Müşrik, Allah-u Teâlâ için ortak ve eş gözeten kimseye denir. Hıristiyanlar teslise (bağımsız olarak üç şeye tapmak) inanır. Bazı Yahudiler de Uzeyr’i Allah’ın oğlu bilir. Bu her iki husus da ilahi zatta terkibe neden olur. Hâlbuki Allah’ta terkip bulunmaz ve o tam, kâmil ve yalın bir varlığa sahiptir. Bundan dolayı bir kısım Amerika ve İngiltere halkı belirtildiği manada Hıristiyan ve Yahudi olması nedeniyle müşrik sayılır. Bu bireyler eğer İslam dünyası ve Müslümanlara karşı düşmanlık sergiler ve onlara zulüm ederlerse (bu iki ülkenin devletleri gibi) hac merasimlerinden biri olan müşriklerden uzak olmanın kapsamına girerler.
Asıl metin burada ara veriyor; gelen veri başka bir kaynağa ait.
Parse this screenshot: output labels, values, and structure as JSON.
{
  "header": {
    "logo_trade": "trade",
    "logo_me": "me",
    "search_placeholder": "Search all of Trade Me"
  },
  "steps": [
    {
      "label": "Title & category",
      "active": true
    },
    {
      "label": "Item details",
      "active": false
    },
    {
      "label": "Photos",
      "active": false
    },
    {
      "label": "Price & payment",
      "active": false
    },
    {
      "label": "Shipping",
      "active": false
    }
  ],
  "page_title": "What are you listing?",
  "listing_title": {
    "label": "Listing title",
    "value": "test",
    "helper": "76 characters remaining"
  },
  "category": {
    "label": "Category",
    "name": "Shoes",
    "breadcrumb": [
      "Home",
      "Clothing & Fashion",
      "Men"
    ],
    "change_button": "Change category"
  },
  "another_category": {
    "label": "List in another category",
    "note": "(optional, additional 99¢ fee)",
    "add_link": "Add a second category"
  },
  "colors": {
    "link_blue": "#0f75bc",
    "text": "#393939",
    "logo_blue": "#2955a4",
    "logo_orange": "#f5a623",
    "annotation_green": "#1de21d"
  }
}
Elbette Hz. Musa (a.s) ve Hz İsa (a.s) tarafından sunulmuş olan Yahudilik ve Hıristiyanlık batıl ve şirk eksenli inançlardan arıydı. Sonraları zamanın geçmesiyle onların Tevrat ve İncil kitapları tahrife maruz kalmış ve bu şirk eksenli düşünceler bu kitaplara girmiştir.
Cevabın aydınlığa kavuşması için aşağıdaki konuları bilmek zorunludur:
Şirk nedir ve müşrik kimdir?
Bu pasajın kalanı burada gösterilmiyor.